My Journey with Pronouns and Genderfluidity

By Avi Kaplan
June 20, 2024

Avi Kaplan headshot

I am somewhat famous, or rather infamous, at Hebrew Union College-Jewish Institute of Religion for having difficult-to-use pronouns. When I tell people my pronouns they often respond with confusion or get the look on their faces that I know means they’re just going to ignore what I said in favor of what is easy. And what are these arduous pronouns? She/him/theirs. No one seems to know what to do with that, and I have never been able to find a short, succinct way to explain what to do, but instead I can tell the whole story.

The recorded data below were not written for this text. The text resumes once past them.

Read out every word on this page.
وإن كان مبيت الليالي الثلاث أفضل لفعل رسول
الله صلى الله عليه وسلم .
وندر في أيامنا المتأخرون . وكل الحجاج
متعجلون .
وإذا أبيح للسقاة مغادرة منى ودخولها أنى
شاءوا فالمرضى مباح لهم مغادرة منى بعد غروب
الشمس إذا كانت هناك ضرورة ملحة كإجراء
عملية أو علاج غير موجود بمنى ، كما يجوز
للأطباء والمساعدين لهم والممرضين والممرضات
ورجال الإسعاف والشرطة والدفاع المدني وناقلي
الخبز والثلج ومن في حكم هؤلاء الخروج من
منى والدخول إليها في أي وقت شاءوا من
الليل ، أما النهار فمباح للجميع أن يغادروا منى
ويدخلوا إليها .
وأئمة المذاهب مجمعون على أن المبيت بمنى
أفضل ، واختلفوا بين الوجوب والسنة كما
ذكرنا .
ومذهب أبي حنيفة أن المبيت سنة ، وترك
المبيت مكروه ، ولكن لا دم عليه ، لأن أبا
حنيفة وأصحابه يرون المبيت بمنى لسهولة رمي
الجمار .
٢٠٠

When I was 15 years old, I realized that I was genderfluid. I had never been consistently attached to my gender identity, and up to that point had generally considered it irrelevant or even annoying to have (interestingly, I still feel this way about my thorn-in-the-side pronouns). Through a great deal of introspection and reflection, I learned that my gender was not constant, but rather changed, sometimes very often, and sometimes infrequently. My family and friends were all supportive as I began experimenting with my appearance and interests around gender over the next few years, but they often also wanted to know what to call me. Was I a daughter? a son? a child? a sister? a brother? a sibling? And I had those questions too, especially in respect to the events of my life. I was working as an assistant teacher at my religious school, so was I a madrikh or a madrikhah? A few years prior had I celebrated becoming bat, bar, or bet mitzvah? What pronouns did I feel comfortable with? Did they change in different situations? The only answer I was sure of was that they changed with time, and so to try and come up with something usable, I told people that they could use any pronouns for me.

Many years later, as I was preparing to go to the Year- in- Israel program at HUC-JIR, I faced a more narrowed scope of the same kinds of questions. In Israel, and learning Modern Hebrew, what Hebrew pronouns did I want to use? I had no interest in the possibility of explaining the Nonbinary Hebrew Project to Israelis in a language I could barely speak, and so I did not want to use those pronouns, but that left היא/את or הוא/אתה . And this time I found it easy to make a decision: היא/את, feminine pronouns. I found it easy to rebel against the default-masculine Hebrew through this choice, as well as to push back against the default-masculine way people saw me.

After the Year-in-Israel, I came to Los Angeles for the last two years of my education with HUC-JIR, and discovered, much to my dismay, that most of my classes requested pronouns every time we introduced ourselves, to each other, the professor, or a guest. I had already become dissatisfied with the way people treated “any pronouns” as “pick he/him and never change,” so I wanted to go for something that provided a little more instruction or example, and so I began answering with “she/him/theirs” or “any, as long as it’s inconsistent.” I wanted people to get the message that I actually did care what pronouns they used for me, I just wanted those pronouns to reflect my genderfluidity, to change with me.

Yet, despite what I had thought was a clearer instruction, people still just picked one set of pronouns, most commonly he/him although also now some they/them and she/her and used that for me. It was clear to me that although my new explanation was better, it was insufficient to make people really understand what my pronouns were. In cynical exasperation, I added the phrase “my pronouns are I/me/my, and anything else isn’t my problem” to my repertoire.

Then one day, in one of my classes at HUC-JIR, we were learning about different kinds of change, including that superficial change often does not solve deep-rooted issues because it does not address what is causing them. And then it hit me. As I understood the concept for class and Jewish leadership, I also understood it for me and my gender. All at once I knew why people had difficulty with my pronouns, why they had difficulty with the pronouns of my trans friends and classmates, and why there were some people who used our correct pronouns with ease.

People looked at me, heard my voice, and perceived me as a man, and then tried to tape a different pronoun overtop the connection in their minds between man and he/him. The same was true for my other trans nonbinary friends, people who perceived them as the wrong gender always had an extra step to use the correct pronouns for them, a step that goes against their mind’s categorizations and associations. But the people who saw my friends as their correct genders did not have that issue. They did not have to go ״women->she/her->they/them,״ they simply went ״nonbinary->they/them.״ These people, many of whom were themselves queer, had retrained their brain to fully replace standard social biological sex and gender cues with input from individuals about their gender, or to ignore anything except for an individual’s input.

In my case, I had inadvertently given permission for people to not bother to do the three-step process. He/him is included in “any,” in “she/him/theirs,” and in “not my problem.” It was no wonder that people found “inconsistent” so difficult too, because I was basically asking for their minds to go “man->he/him->oh no what do I do here?”

So, now I know what to do. I need to find a way to make people understand that their minds need to go “genderfluid->any pronouns,” or even better to go “how is Avi presenting->the pronouns appropriate for that.” My next step is to determine how to relate that idea in a succinct way, but maybe I can reference those who are really interested in my pronouns here in the interim.